As she lifted her arms to retrieve the box, it was hard, like someone had tied fifty pound weights to them. She could just turn and go, retreat back to her make-shift cave in the basement and just leave it be. That would have been tooeasy. She needed the answers that Athena Jane had promised her, for the sake of her own sanity. How was she ever supposed to go back to those school? What was to say that Delphine Cormier's way of thinking wouldn't be contagious, infectious, spreading and catching on to those who once regarded her as innocent. What if they all started blaming her, turning their eyes to her based solely on her sister's actions? Two weeks ago, Cosima had been in love with her job and happy in her life, and somehow, her life had fallen into such a state of disrepair that she wasn't sure she could say either held true any longer. Though she was on paid leave, she was not even sure that she would get her job back, which only furthered the shattering of her heart.

With so many 'what-if's' buzzing around, bouncing off of the inside of her skull, she was of right mind enough to recognize that those were all scenarios that had not played out yet, things she needn't worry about, at least until she was facing them head on. What was calling for her focus and attention was the box that rested uneasily between her shaking palms. It was light, but only in the physicality of it being a small box. Holding it there, looking down at the top of the lid, Cosima nearly buckled beneath the five tons of weight she knew was contained inside, the kind of weight that one could never touch or hold in their hands, but could crush spirits within the blink of an eye. Knowing better than to turn on the light, Cosima sulked her way back to the door, sliding quietly into the hall. Her footsteps were inaudible as she decended the two flights of stairs to the basement, the purple storage box clutched tightly to her side. Her lungs still felt like lead and her head was swimming in circles, but there was no denying what came next, even if there was no possible way to brace herself.
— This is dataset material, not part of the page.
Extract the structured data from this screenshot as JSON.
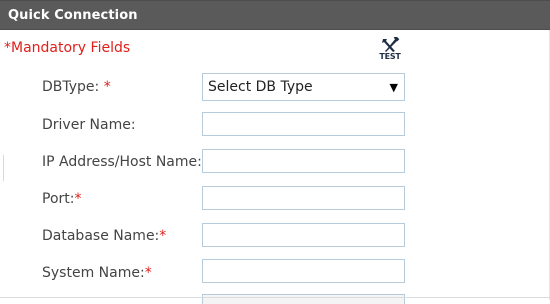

Lifting the lid of the box, a knot formed somewhere high up in her stomach, causing a lump to rise in her throat, making it even harder to breathe. Her mind was moving a million miles an hour, going over the things she had already contained basic knowledge of: Athena had been sick just over a month before the incident, where she had missed a few days of school, but Cosima had gone over every day to drop of her homework and check up on her. Every day she did so but one, Athena had been asleep. Upon her return to school, she had made few mentions to Cosima about still feeling ill and not having much energy, but it just appeared as though her body was having a hard time catching up after being ill for so long. Each time Cos made an offer to bring over soup, or to take her out for a bite, she was met with a polite decline to her offer, which she had thought nothing of. You should have, she scolded herself, You should have been paying attention. She shook her head, the dreads that hung loosely over her shoulders rustling the slightest bit. None of that seemed to make any sense, nor would it until she gathered up the courage to look inside the now lidless box before her.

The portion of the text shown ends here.